In 1965 he founded a venture capital company, Asset Management Company, which is still in operation. Apart from that, he has also helped found other companies including Amgen, Biogen Idec and Tandem. He said that as a rough estimate, of every 10 companies that he helped fund, one would return 20 or more times the investment, 3 or 4 doubled it, and the rest didn't lose nor win money, and they had to be sold, sometimes with losses and sometimes ending even.

=== Business leader and educator ===
He was director of the National Venture Capital Association and of the Western Association of Venture Capitalists, and also a trustee of the Foothill–De Anza Community College District for 12 years. He taught a class in entrepreneurship and venture capital for 12 years at The Stanford Graduate School of Business, beginning in 1979 and he remained active in the faculty through 2009. During his period of teaching at the Stanford Graduate School of Business Johnson gave a paper "The Entrepreneurial Climate" to the American Chamber of Commerce in Paris in 1982. The paper was published by Harvard Business School and the phrase "The Entrepreneurial Climate" became used in academic and government circles.

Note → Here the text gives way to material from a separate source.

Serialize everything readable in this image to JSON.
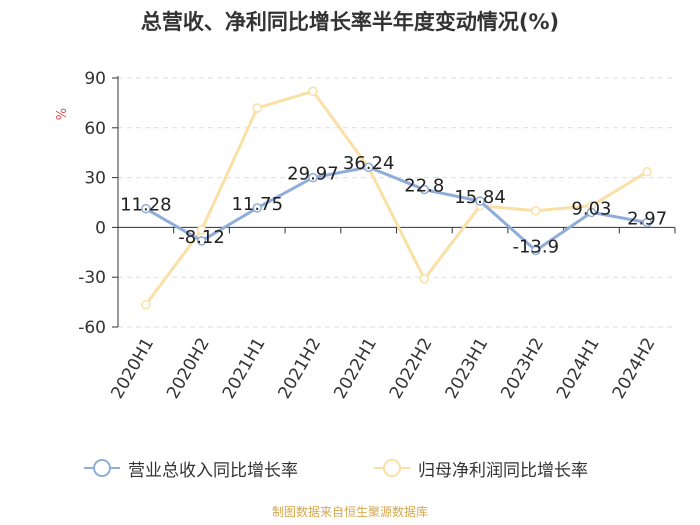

Since 1990, Johnson has been an advisor to various eastern European countries. Collaborating alongside the Amro Bank of the Netherlands, the European Bank for Reconstruction and Development (EBRD), and Polish, Czech and Slovak entrepreneurs and venture managers he aided in forming a venture investment company called European Renaissance Capital. Its goal has been to invest in and help new companies in Poland, Czechia, and Slovakia. Additionally, he has been involved in the creating of a buy-out fund in Romania and venture capital funds in Russia, Norway, and New Zealand. He was a member of the board of international advisers to the IESE Business School in Barcelona.